RockPop Cover Story - George DuBose & The Notorious B.I.G.
Portrait Of The Then 19-year-old Biggie Smalls And 50G
The story behind the photograph, in the words of George DuBose,
"Mr. Cee, Big Daddy Kane's DJ, called me one day and told me that he was working with a young rapper. The track for the young rapper was going to be on a compilation 12" vinyl that would be released by a NY radio station. I forget the name of the station - I think it was WKTU.
"Mr. Cee asked me if I would go to Bed-Stuy [Brooklyn] to take some photos. Cee went on to say that there was 'no budget' for the session and would I take the pictures for free. As I had already photographed and designed several packages for Big Daddy Kane and Kane had been a big factor in my buying a house, I could certainly offer a freebie to pay back Cee.

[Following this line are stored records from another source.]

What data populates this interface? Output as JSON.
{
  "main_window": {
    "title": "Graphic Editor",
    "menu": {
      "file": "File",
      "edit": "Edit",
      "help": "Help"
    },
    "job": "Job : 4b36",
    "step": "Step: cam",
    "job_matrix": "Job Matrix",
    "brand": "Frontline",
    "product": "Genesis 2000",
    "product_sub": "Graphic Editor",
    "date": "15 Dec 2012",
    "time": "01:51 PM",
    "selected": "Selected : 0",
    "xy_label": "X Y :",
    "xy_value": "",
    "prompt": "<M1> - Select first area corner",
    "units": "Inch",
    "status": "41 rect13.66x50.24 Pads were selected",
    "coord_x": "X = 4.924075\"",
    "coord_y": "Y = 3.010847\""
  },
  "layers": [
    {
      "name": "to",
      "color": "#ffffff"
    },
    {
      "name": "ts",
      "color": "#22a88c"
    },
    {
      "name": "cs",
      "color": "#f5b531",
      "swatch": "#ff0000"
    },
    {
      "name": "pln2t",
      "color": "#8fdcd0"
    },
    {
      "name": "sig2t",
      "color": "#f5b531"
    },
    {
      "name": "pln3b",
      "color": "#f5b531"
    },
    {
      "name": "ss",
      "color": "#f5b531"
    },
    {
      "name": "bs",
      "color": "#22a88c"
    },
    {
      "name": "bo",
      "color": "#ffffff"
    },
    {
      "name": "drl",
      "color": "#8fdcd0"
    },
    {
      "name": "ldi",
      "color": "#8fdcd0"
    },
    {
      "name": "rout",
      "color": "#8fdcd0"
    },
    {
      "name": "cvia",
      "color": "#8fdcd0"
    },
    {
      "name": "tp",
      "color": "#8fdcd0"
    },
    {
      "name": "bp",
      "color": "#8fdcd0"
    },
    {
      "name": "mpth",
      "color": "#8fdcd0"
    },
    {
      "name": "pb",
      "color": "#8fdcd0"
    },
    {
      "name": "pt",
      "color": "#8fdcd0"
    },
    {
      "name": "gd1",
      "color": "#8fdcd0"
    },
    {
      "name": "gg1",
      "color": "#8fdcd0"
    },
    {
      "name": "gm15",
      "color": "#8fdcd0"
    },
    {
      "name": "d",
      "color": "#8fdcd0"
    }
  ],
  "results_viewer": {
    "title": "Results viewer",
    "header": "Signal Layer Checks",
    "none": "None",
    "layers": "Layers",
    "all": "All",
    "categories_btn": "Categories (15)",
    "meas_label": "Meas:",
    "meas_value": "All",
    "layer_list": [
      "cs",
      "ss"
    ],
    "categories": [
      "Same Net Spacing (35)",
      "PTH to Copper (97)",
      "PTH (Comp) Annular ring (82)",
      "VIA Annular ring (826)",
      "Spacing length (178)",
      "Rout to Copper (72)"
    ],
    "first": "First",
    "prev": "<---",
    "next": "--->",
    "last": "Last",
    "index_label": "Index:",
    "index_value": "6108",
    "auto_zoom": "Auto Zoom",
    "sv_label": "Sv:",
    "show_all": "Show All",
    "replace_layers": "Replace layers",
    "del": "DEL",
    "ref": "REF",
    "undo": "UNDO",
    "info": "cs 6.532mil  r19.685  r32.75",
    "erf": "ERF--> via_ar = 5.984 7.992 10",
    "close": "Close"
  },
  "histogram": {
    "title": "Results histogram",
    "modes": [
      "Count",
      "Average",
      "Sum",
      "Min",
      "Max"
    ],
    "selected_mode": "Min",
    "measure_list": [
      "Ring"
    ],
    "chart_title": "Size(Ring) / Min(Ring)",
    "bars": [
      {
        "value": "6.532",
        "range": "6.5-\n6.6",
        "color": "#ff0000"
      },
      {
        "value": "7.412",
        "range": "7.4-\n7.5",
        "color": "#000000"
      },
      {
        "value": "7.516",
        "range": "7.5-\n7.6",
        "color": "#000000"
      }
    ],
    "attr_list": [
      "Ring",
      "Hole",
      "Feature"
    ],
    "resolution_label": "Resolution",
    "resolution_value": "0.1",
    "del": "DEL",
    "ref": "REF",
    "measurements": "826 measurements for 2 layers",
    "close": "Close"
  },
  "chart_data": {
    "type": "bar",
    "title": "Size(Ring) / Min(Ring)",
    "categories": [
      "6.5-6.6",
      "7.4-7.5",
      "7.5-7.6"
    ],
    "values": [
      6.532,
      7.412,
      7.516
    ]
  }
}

"'Sure, I'll go to Bed-Stuy, if you come with me. No way am I going there with my photo equipment without a bodyguard.' He agreed that I was being sensible and we made a date to travel together from Manhattan to Brooklyn by subway. We got to the corner of Bedford Avenue and Quincy, where I was introduced to Biggie Smalls and his DJ, 50 Grand. Biggie was BIG and not very friendly. I had worked with quite a few rappers by this time, so I was aware that some of them preferred a hard image. No smiles, no humor in their songs..."
"The young rapper wanted his photo taken in front of the street signs that marked the epicenter of his hood. I shot a dozen pictures of Biggie and 50G in front of the street signs, but to get their faces and the street sign in the same frame, I had to shoot from quite a low angle. I wasn't too pleased about this arrangement so I made some more shots of the two of them against a wall on the other side of the street.
"Not particularly wanting to linger in this area of Brooklyn, I said I was finished, then thanked them and told Cee I was ready to leave. Biggie then asked me if I had more film. I had a few shots left on the one roll of film that I had used. Would I take a picture of his posse? 'OK,' I replied, but I didn't see any posse...
"Fifteen seconds later - it was like someone blew a whistle - there were 20 guys around me ready to pose for their fifteen seconds of fame. I looked around for a suitable background and told the crew to line up in a sunlit spot on a sidewalk across the street from where we were. I got Biggie in the center of the crowd, and then I told them to get closer together. I then looked into the viewfinder of my camera to focus and I saw that Biggie was pointing an Uzi at me. Oops! In my politest voice, I asked Biggie to point the gun away from the camera and then took only two photos before I realized I was at the end of my roll. I said 'Thanks. That's it, we got it.' I then looked at Cee and said, 'Let's boogie!'
"A few days later, I gave Cee the shot he wanted of Biggie and 50G and that was the end of it. Until...Biggie was shot and killed only a few years later! I hadn't realized how hugely successful Biggie had become in only a few years. He had been signed to Bad Boy Records that was owned by a character named, Sean Combs. Now he was 'the Notorious B.I.G.'
"Evidently, Bad Boy had decided make some kind of video right after B.I.G. was killed. I never saw the video, but Mr. Cee told me that a couple of the shots I had taken in Bed-Stuy were used in the video. I called my photo resale agent to ask them about this sale of my photos to Bad Boy. They confirmed the transaction and told me that I would net a few hundred $$ from the sales. I was told a few months later that the label refused to pay for them. I guess they don't call themselves 'Bad Boy' for nothing...So I just go went with my life."
The Notorious B.I.G.'s 2007 release on Bad Boy is titled Greatest Hits reached #1 on the Billboard Top Album charts in March 2007. It is the 3rd #1 record in his career and reached this position 10 years after he was killed.